Allison Shelley

May 30, 2015


CHICAGO — The first genomic indicator of response to immunotherapy has been identified, reporters heard here at the American Society of Clinical Oncology meeting. A new study shows that a mismatch repair (MMR) deficiency can predict response to pembrolizumab (Keytruda, Merck) in colorectal and other cancers.

"This study is really about bridging immunotherapy and genomics for the benefit of patients, and it has implications for a broad range of cancers," said Dung Le, MD, from the Johns Hopkins Kimmel Cancer Center in Baltimore.

Problems with mismatch repair lead to an accumulation of genetic mutations in a tumor. "When you have a tumor that has thousands of mutations, this increases the probability that the immune system can recognize and destroy the tumor," Dr Le explained. "We suspected that immune checkpoint inhibitors such as pembrolizumab would work particularly well against MMR-deficient tumors."

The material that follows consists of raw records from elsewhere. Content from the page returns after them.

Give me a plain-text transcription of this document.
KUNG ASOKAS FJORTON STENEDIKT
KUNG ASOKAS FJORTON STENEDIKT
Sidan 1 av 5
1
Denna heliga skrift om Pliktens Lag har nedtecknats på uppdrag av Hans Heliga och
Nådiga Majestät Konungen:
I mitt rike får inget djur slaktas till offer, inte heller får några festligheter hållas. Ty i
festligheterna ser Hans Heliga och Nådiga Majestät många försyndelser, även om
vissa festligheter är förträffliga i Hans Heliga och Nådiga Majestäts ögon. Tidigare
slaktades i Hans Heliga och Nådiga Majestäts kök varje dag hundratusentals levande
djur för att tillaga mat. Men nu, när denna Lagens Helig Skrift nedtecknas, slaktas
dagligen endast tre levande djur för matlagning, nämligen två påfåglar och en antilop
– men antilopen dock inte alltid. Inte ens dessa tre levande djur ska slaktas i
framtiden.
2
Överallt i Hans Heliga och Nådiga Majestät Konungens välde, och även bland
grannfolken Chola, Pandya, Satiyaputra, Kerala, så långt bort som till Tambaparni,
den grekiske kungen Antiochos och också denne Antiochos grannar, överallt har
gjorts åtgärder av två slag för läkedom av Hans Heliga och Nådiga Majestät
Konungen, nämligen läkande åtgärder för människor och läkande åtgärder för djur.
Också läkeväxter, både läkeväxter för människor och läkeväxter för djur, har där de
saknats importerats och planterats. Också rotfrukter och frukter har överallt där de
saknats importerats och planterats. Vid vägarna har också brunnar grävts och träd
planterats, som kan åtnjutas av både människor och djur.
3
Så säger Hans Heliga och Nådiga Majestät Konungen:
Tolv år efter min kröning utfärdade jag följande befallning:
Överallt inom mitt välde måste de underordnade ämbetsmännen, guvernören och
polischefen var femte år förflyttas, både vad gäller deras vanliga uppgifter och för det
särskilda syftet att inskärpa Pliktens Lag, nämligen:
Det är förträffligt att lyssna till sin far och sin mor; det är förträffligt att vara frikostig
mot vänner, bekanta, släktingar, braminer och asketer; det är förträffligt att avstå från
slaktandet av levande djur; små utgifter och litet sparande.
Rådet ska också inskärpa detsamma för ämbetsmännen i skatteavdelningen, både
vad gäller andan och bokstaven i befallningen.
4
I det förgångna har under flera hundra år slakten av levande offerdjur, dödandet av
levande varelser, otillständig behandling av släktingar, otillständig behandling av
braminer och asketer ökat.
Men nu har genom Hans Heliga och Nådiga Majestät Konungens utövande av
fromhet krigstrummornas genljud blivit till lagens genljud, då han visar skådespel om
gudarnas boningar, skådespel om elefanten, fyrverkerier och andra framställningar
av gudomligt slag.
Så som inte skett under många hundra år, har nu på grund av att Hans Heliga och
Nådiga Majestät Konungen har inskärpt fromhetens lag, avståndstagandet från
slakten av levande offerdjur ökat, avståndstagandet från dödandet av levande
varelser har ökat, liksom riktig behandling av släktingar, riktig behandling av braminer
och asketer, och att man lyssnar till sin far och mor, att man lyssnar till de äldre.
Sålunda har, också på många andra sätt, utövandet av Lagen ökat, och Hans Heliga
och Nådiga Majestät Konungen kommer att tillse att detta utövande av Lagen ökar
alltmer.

Mismatch repair deficiency is found in about 20% of noninherited colorectal cancers and in other tumor types, including stomach, small bowel, endometrial, prostate, and ovarian cancer.

In this study, there were substantially more mutations in MMR-deficient tumors than in MMR-proficient tumors (1782 vs 73). And more mutations were linked to better response to pembrolizumab.